Being in a Pueblo come with certain challenges. It is difficult to explain however I feel that a peace corps volunteer has to do a lot of work to integrate, feel part of the community, build confianza within the community and feel safe. I feel like I have to work doubly hard for all this to happen. Most future PCV's dream of being in a rural setting where you become one of the community member and can form deep relationships with most people that live there. Managin my expectations of this has been difficult. However, spending time in my 5 barrios has shown me that will be working in some of the poorest communities - some even poorer than campos/more rural setting I have seen. I think this has to do with density and how close the houses are to each other - Chronic infections and disease spread faster this way.
|Heading into the market|
|Typical crowdness and loudness - motoconchos everywhere|
- My exercise class has been going well. I have been using it as a time/opportunity to throw in tidbits about nutrition and preventative health!

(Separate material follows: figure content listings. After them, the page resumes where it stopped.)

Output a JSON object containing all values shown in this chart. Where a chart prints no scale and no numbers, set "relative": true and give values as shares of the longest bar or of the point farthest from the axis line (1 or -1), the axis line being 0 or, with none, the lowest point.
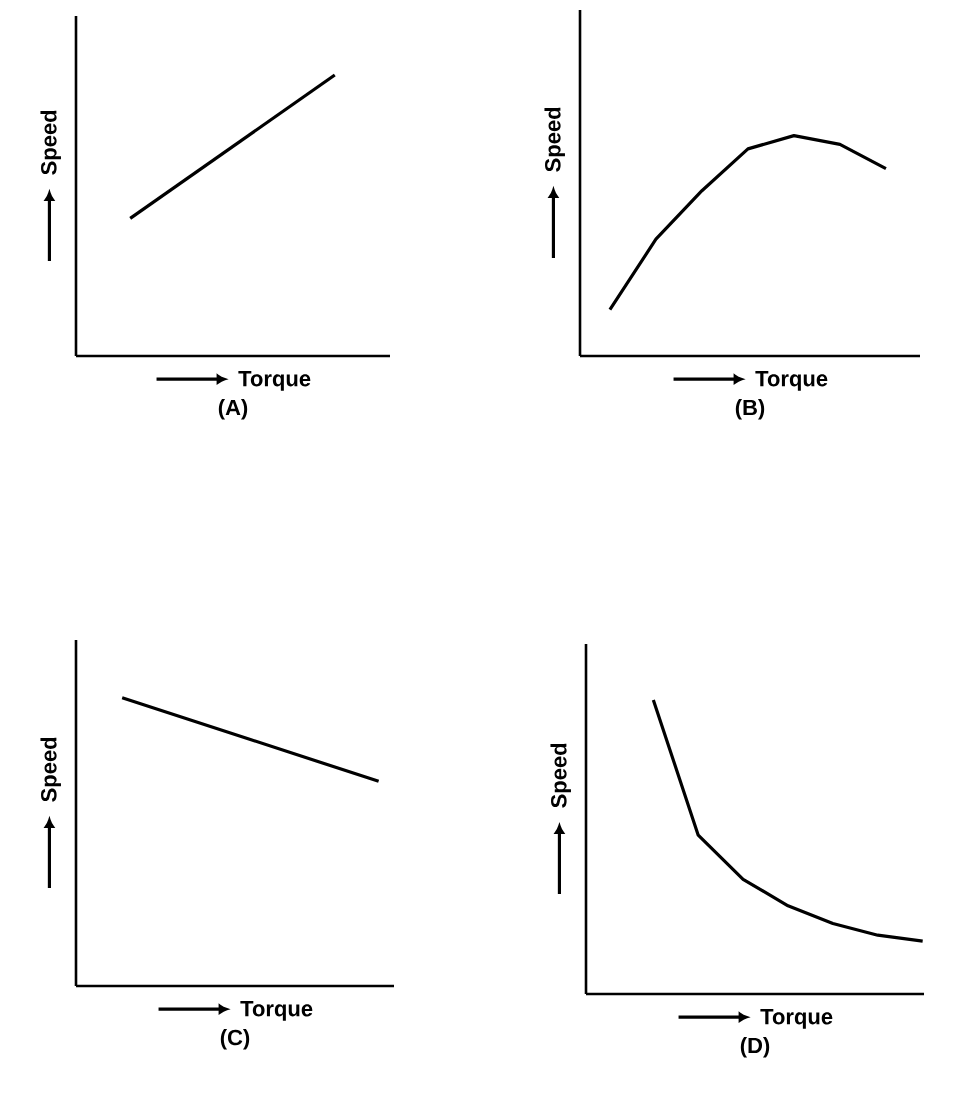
{
  "chart_data": [
    {
      "type": "line",
      "title": "(A)",
      "xlabel": "Torque",
      "ylabel": "Speed",
      "relative": true,
      "marker": "none",
      "categories": [
        null,
        null
      ],
      "series": [
        {
          "color": "#000000",
          "values": [
            0.49,
            1
          ]
        }
      ]
    },
    {
      "type": "line",
      "title": "(B)",
      "xlabel": "Torque",
      "ylabel": "Speed",
      "relative": true,
      "marker": "none",
      "categories": [
        null,
        null,
        null,
        null,
        null,
        null,
        null
      ],
      "series": [
        {
          "color": "#000000",
          "values": [
            0.21,
            0.53,
            0.75,
            0.94,
            1,
            0.96,
            0.85
          ]
        }
      ]
    },
    {
      "type": "line",
      "title": "(C)",
      "xlabel": "Torque",
      "ylabel": "Speed",
      "relative": true,
      "marker": "none",
      "categories": [
        null,
        null,
        null
      ],
      "series": [
        {
          "color": "#000000",
          "values": [
            1,
            0.855,
            0.71
          ]
        }
      ]
    },
    {
      "type": "line",
      "title": "(D)",
      "xlabel": "Torque",
      "ylabel": "Speed",
      "relative": true,
      "marker": "none",
      "categories": [
        null,
        null,
        null,
        null,
        null,
        null,
        null
      ],
      "series": [
        {
          "color": "#000000",
          "values": [
            1,
            0.54,
            0.39,
            0.3,
            0.24,
            0.2,
            0.18
          ]
        }
      ]
    }
  ]
}
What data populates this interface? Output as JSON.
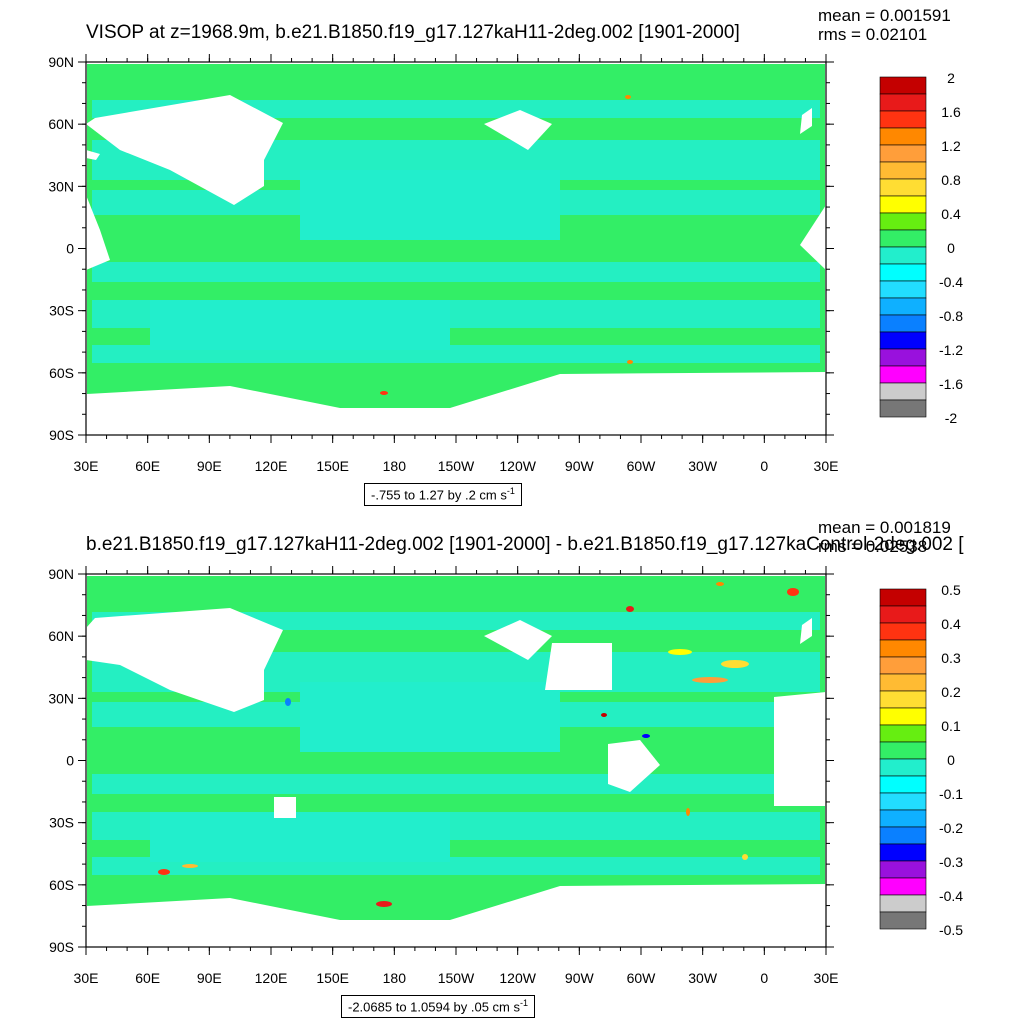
{
  "panels": [
    {
      "title": "VISOP at z=1968.9m, b.e21.B1850.f19_g17.127kaH11-2deg.002 [1901-2000]",
      "mean_text": "mean = 0.001591",
      "rms_text": "rms = 0.02101",
      "range_text": "-.755 to 1.27 by .2 cm s",
      "range_exp": "-1",
      "colorbar_labels": [
        "2",
        "1.6",
        "1.2",
        "0.8",
        "0.4",
        "0",
        "-0.4",
        "-0.8",
        "-1.2",
        "-1.6",
        "-2"
      ]
    },
    {
      "title": "b.e21.B1850.f19_g17.127kaH11-2deg.002 [1901-2000] - b.e21.B1850.f19_g17.127kaControl-2deg.002 [",
      "mean_text": "mean = 0.001819",
      "rms_text": "rms = 0.02538",
      "range_text": "-2.0685 to 1.0594 by .05 cm s",
      "range_exp": "-1",
      "colorbar_labels": [
        "0.5",
        "0.4",
        "0.3",
        "0.2",
        "0.1",
        "0",
        "-0.1",
        "-0.2",
        "-0.3",
        "-0.4",
        "-0.5"
      ]
    }
  ],
  "axes": {
    "y_labels": [
      "90N",
      "60N",
      "30N",
      "0",
      "30S",
      "60S",
      "90S"
    ],
    "x_labels": [
      "30E",
      "60E",
      "90E",
      "120E",
      "150E",
      "180",
      "150W",
      "120W",
      "90W",
      "60W",
      "30W",
      "0",
      "30E"
    ]
  },
  "colors": {
    "ocean_background": "#33ee66",
    "ocean_negative": "#22eecc",
    "land": "#ffffff",
    "colorbar": [
      "#c40000",
      "#e81a1a",
      "#ff3311",
      "#ff8800",
      "#ff9e3a",
      "#ffbb33",
      "#ffdd33",
      "#ffff00",
      "#66ee11",
      "#33ee66",
      "#22eecc",
      "#00ffff",
      "#22ddff",
      "#0fb0ff",
      "#0a80ff",
      "#0000ff",
      "#9911dd",
      "#ff00ff",
      "#cccccc",
      "#777777"
    ]
  }
}
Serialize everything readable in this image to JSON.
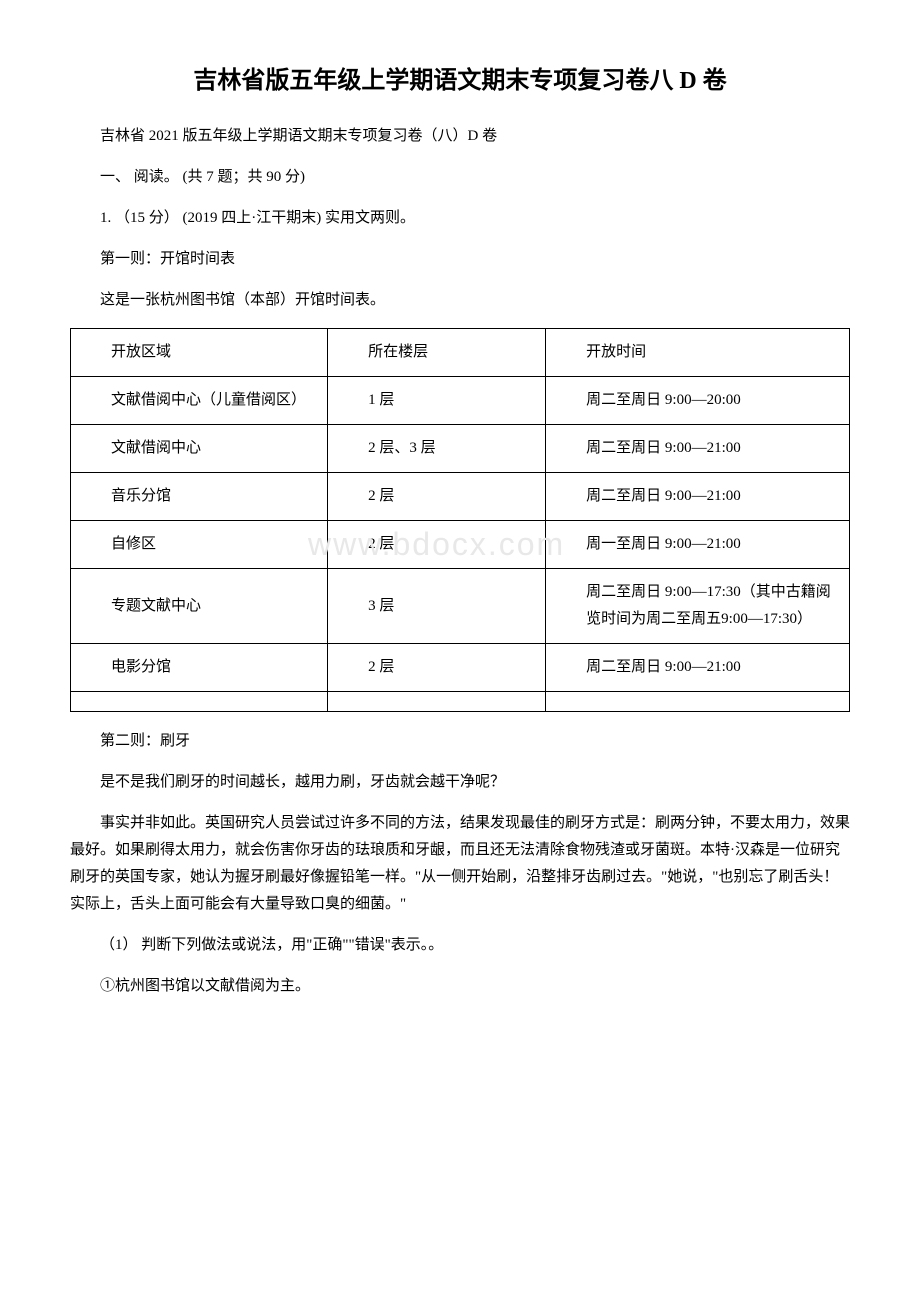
{
  "title": "吉林省版五年级上学期语文期末专项复习卷八 D 卷",
  "subtitle": "吉林省 2021 版五年级上学期语文期末专项复习卷（八）D 卷",
  "section_heading": "一、 阅读。  (共 7 题；共 90 分)",
  "question_intro": "1.  （15 分） (2019 四上·江干期末) 实用文两则。",
  "part1_title": "第一则：开馆时间表",
  "part1_desc": "这是一张杭州图书馆（本部）开馆时间表。",
  "table": {
    "headers": [
      "开放区域",
      "所在楼层",
      "开放时间"
    ],
    "rows": [
      [
        "文献借阅中心（儿童借阅区）",
        "1 层",
        "周二至周日 9:00—20:00"
      ],
      [
        "文献借阅中心",
        "2 层、3 层",
        "周二至周日 9:00—21:00"
      ],
      [
        "音乐分馆",
        "2 层",
        "周二至周日 9:00—21:00"
      ],
      [
        "自修区",
        "2 层",
        "周一至周日 9:00—21:00"
      ],
      [
        "专题文献中心",
        "3 层",
        "周二至周日 9:00—17:30（其中古籍阅览时间为周二至周五9:00—17:30）"
      ],
      [
        "电影分馆",
        "2 层",
        "周二至周日 9:00—21:00"
      ]
    ]
  },
  "part2_title": "第二则：刷牙",
  "part2_q": "是不是我们刷牙的时间越长，越用力刷，牙齿就会越干净呢？",
  "part2_text": "事实并非如此。英国研究人员尝试过许多不同的方法，结果发现最佳的刷牙方式是：刷两分钟，不要太用力，效果最好。如果刷得太用力，就会伤害你牙齿的珐琅质和牙龈，而且还无法清除食物残渣或牙菌斑。本特·汉森是一位研究刷牙的英国专家，她认为握牙刷最好像握铅笔一样。\"从一侧开始刷，沿整排牙齿刷过去。\"她说，\"也别忘了刷舌头！实际上，舌头上面可能会有大量导致口臭的细菌。\"",
  "sub_q": "（1） 判断下列做法或说法，用\"正确\"\"错误\"表示。。",
  "sub_q1": "①杭州图书馆以文献借阅为主。",
  "watermark": "www.bdocx.com"
}
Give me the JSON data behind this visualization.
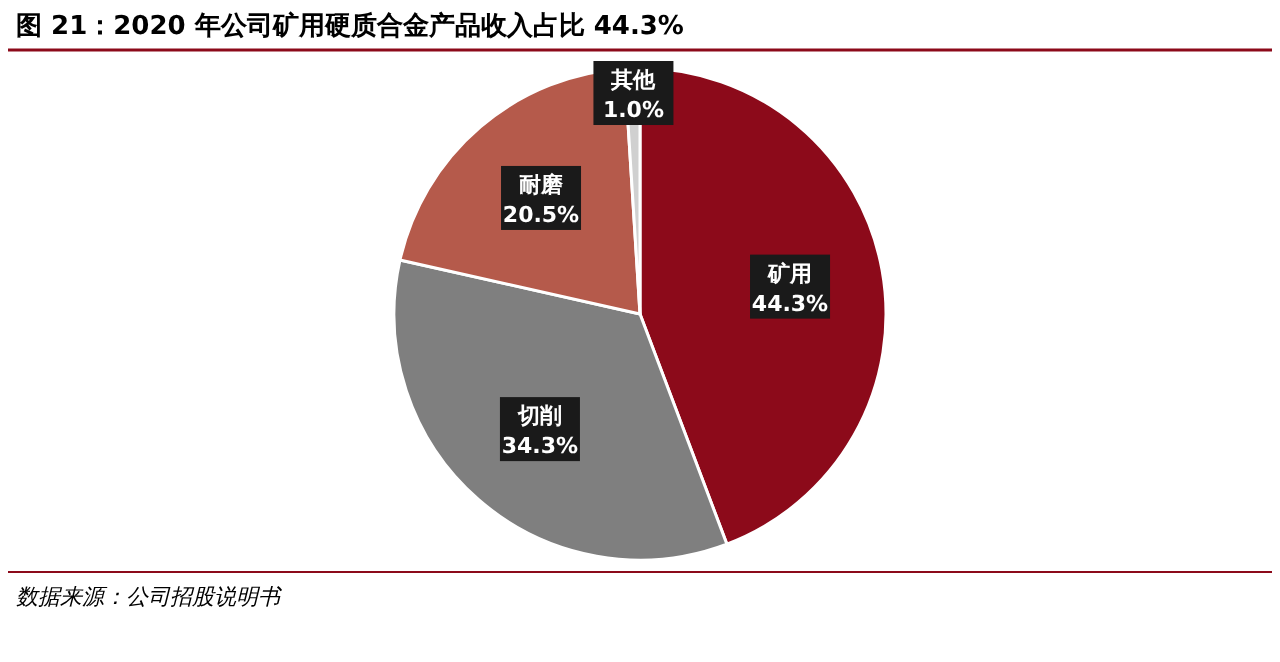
{
  "chart_data": {
    "type": "pie",
    "title": "图 21：2020 年公司矿用硬质合金产品收入占比 44.3%",
    "categories": [
      "矿用",
      "切削",
      "耐磨",
      "其他"
    ],
    "values": [
      44.3,
      34.3,
      20.5,
      1.0
    ],
    "colors": [
      "#8c0a1a",
      "#7f7f7f",
      "#b55a4b",
      "#d0d0d0"
    ],
    "value_labels": [
      "44.3%",
      "34.3%",
      "20.5%",
      "1.0%"
    ],
    "annotations": [
      "数据来源：公司招股说明书"
    ]
  }
}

|I promise my exercise class has grown...|
With New Year’s around the corner I have been thinking a lot about where I was a year ago. Appealing the decision from Peace Corps to defer me for service until January 2013. I am so grateful for everyone who pushed me to appeal. I know I have only been here for about 4 months now but I have already learned a lot from the people here and am already seeing that this is where I am supposed to be. I now understand all those times when I would come home from work and feel like I wasn't doing anything, I wasn't contributing the way I knew I could or I just felt plain unfulfilled. I see that I am finally accomplishing a goal I had from way long ago – before I even knew options post-college and before I could even think about living on my own.
If you want something bad enough in life – you can make it happen. It may mean sacrifice but if in the end it will give you peace of mind knowing that you are on the right track – it is more than worth it.